Thierry Jacquillat, Président de «Paris-Ile de France Capitale Économique», partenaire de KPMG sur l’étude «Choix concurrentiels 2008», indique quant à lui que «la France, Paris et l’Ile-de-France font la course en tête sur le continent européen en matière de coûts d’installation des entreprises étrangères". Mais "des efforts restent à fournir, notamment en matière de taxe professionnelle, qui ne devrait pas être assise sur les investissements et la main d’œuvre", ajoute-t-il. M. Jacquillat se félicite en outre de l’adoption de la LME, qui «va dans le bon sens pour renforcer l’attractivité du territoire et le climat des affaires en France.»

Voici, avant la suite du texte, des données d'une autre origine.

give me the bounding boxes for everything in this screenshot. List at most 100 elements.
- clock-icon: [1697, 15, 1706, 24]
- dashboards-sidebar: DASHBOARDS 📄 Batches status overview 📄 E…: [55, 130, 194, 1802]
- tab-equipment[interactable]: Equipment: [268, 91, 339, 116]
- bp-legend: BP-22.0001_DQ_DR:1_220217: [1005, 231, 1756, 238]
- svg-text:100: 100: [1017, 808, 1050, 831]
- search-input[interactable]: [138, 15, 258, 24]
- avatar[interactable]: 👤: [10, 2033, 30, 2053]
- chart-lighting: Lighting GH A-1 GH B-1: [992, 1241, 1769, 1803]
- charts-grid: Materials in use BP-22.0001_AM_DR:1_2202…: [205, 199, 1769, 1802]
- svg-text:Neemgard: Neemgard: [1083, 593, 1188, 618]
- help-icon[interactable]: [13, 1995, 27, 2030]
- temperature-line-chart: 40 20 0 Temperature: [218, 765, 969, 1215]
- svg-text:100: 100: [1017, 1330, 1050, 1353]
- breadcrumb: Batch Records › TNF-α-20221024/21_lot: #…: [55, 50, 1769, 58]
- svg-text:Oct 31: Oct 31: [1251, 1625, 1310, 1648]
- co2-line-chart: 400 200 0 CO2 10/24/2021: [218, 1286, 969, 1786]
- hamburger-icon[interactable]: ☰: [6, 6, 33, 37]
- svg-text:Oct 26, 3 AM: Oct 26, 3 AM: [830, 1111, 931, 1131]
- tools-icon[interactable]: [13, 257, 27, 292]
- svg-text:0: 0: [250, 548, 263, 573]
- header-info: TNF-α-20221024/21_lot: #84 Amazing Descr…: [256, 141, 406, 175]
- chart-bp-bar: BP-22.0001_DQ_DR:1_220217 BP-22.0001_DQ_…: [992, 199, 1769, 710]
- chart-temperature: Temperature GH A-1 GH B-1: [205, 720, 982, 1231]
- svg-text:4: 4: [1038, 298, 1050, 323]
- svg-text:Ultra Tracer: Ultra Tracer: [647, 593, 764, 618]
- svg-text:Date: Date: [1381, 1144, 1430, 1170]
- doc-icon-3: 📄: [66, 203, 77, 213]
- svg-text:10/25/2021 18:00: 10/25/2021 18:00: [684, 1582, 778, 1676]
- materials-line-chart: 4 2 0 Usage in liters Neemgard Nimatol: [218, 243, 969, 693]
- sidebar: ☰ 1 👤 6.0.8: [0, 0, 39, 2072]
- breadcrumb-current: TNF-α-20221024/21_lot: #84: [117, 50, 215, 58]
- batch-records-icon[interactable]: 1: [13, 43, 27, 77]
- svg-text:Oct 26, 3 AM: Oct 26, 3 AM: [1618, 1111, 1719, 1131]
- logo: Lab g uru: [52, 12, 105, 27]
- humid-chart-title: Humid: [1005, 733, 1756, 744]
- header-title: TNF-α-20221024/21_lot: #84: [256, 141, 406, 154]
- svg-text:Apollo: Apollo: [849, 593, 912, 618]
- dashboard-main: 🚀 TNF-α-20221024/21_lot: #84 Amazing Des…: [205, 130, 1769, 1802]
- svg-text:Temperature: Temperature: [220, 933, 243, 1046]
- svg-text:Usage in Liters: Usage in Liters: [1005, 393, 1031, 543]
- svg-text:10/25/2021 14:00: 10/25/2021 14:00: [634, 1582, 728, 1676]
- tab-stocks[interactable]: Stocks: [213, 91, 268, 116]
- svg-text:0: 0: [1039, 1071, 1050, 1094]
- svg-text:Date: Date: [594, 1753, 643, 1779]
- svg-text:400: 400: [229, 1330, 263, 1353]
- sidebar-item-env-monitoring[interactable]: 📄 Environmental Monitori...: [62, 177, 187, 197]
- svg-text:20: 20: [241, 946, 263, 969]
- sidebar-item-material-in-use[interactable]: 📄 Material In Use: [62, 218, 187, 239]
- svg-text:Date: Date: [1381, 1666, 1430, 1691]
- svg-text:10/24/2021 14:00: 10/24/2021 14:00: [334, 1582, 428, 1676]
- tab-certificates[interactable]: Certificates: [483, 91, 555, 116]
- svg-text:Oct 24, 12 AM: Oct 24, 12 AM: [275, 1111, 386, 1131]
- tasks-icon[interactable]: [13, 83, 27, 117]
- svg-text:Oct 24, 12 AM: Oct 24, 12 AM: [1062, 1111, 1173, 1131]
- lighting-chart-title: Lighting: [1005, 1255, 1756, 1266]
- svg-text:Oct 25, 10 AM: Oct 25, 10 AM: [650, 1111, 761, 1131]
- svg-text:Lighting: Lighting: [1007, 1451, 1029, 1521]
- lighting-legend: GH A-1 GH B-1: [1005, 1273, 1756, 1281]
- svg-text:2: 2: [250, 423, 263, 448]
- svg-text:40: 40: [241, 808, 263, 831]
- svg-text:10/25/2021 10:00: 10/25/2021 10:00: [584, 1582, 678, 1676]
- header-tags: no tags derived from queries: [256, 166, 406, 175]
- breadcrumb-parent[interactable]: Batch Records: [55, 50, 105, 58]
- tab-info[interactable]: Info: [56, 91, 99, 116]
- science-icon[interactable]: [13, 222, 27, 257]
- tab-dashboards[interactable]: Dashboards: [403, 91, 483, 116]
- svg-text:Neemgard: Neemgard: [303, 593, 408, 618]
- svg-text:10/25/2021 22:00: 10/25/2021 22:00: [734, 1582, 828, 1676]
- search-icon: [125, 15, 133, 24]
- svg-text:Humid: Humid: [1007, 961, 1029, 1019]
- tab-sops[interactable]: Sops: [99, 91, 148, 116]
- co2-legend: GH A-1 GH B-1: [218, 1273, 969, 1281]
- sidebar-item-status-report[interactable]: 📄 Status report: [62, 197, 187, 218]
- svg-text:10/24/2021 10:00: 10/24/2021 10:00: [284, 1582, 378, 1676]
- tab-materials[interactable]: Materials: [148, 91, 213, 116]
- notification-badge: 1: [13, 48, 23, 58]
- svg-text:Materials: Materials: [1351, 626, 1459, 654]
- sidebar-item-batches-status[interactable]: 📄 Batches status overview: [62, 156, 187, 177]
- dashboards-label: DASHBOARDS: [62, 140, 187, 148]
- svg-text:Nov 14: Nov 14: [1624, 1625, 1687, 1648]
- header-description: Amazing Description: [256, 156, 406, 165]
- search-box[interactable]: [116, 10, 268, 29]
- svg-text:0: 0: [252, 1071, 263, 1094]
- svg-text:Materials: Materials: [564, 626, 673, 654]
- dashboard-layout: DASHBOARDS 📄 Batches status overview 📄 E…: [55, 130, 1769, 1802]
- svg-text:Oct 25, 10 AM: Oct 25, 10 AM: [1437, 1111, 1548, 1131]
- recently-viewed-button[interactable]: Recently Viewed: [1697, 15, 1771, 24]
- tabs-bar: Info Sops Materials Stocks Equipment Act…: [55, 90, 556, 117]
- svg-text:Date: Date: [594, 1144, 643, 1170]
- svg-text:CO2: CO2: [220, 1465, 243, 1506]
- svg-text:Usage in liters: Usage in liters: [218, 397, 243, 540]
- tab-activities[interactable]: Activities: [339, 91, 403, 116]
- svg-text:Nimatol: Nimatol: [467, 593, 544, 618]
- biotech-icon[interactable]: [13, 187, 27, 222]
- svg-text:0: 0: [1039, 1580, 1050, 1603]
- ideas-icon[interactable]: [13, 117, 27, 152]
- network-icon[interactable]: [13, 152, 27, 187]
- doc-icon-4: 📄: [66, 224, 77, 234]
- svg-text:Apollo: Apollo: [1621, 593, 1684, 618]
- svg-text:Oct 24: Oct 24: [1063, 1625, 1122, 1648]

Christophe Blot, chercheur à l’Observatoire Français des Conjonctures Economiques (OFCE) de Science-Po, a déclaré à EurActiv.fr qu’«après 2000, la compétitivité coût des entreprises en France s’est dégradée de 6%, tandis que celle de l’Allemagne s’est appréciée de 6,5%. La France subit le choc de l’appréciation de l’euro. Si les entreprises allemandes ont choisi une stratégie de forte réduction des coûts, les entreprises françaises ont plutôt diminué leurs marges afin de protéger leur compétitivité prix : cette politique n’est pas viable sur le long terme. La France - comme d’autres pays européens - n’a pas atteint les objectifs fixés par la Stratégie de Lisbonne. Les sous-investissements européens dans le secteur recherche et développement fragilisent les perspectives de croissance future".